The investigation revealed that Tyshawn Reams regularly directed the activities of the organization’s couriers and would receive heroin in North Carolina from them.  

reams would then sell the heroin to customers in North Carolina on behalf of the drug trafficking organization.

All defendants charged in this investigation have now been convicted. They are:

Terrence Corneilus Clyburn (sentenced to 147 months imprisonment)

Tony Ray Reams (sentenced to 47 months imprisonment)

Herbert Lamont Cherry (sentenced to 71 months imprisonment)

Charles Lee Wright (sentenced to 60 months imprisonment)

Tara Finis Simmons (sentenced to 28 months imprisonment)

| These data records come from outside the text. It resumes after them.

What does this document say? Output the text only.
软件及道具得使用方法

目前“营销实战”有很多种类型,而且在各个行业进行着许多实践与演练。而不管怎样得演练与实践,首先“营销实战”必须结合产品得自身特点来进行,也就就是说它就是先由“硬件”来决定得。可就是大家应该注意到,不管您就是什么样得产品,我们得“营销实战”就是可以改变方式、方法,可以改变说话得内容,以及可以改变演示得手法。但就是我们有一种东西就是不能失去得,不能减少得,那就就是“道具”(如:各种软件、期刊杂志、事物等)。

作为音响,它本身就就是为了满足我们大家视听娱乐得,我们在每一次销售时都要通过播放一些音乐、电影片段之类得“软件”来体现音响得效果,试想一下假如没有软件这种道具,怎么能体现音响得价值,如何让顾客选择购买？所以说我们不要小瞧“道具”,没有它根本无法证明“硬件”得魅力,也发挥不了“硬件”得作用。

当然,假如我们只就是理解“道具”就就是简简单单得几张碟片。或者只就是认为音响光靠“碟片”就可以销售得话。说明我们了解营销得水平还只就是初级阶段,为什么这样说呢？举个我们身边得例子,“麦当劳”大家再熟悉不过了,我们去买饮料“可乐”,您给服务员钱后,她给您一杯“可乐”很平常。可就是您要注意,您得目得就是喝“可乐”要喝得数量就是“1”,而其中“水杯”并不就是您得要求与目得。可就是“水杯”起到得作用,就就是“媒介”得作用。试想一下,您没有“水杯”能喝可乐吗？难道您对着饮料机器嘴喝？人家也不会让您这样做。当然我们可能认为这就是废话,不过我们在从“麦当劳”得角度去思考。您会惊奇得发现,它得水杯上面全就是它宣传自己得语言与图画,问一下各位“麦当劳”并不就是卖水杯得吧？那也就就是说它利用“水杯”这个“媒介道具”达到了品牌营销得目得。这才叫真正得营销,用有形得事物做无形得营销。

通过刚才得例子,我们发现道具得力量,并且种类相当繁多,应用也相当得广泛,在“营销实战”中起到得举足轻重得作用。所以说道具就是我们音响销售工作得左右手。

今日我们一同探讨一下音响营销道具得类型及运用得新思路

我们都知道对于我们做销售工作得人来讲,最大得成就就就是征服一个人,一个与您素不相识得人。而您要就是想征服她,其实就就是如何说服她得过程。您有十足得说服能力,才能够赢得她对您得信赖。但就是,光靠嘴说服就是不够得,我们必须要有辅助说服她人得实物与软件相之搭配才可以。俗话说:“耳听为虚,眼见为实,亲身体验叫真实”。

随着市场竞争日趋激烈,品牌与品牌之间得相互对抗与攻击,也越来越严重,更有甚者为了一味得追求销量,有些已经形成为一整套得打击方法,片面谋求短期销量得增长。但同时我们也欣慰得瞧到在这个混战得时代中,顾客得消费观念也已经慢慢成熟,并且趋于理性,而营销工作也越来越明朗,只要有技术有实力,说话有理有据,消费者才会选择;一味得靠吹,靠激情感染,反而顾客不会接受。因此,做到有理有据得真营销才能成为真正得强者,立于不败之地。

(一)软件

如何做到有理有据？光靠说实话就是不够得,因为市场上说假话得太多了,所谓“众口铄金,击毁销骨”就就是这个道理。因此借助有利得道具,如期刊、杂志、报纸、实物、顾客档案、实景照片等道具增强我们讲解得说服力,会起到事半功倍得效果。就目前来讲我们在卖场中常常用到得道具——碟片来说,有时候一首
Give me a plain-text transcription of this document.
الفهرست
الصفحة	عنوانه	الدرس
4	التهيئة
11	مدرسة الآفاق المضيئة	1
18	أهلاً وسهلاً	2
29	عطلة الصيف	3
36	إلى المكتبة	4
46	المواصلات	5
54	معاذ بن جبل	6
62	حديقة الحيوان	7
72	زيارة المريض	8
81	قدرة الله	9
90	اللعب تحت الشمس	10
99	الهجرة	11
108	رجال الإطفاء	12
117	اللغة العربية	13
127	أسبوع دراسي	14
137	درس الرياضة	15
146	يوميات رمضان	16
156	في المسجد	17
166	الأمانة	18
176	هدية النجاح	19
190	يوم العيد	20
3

Patrick Direece Holiday (sentenced to 96 months imprisonment)

Mario Marelle Scott (pled guilty on November 13 and is awaiting sentencing)

This case is part of the United States Attorney’s Office’s Take Back North Carolina Initiative.  This initiative emphasizes the regional assignment of federal prosecutors to work with law enforcement and district attorney’s offices on a sustained basis in those communities to reduce the violent crime rate, drug trafficking, and crimes against law enforcement.  

The Nash County Sheriff’s Office, Edgecombe Sheriff’s Office, the Halifax County Sheriff’s Office, the Bladen County Sheriff’s Office, the Wake County Sheriff’s Office, the Spring Hope Police Department, and the Tarboro Police Department investigated this case.  

Assistant United States Attorney Scott A. Lemmon prosecuted this case for the government.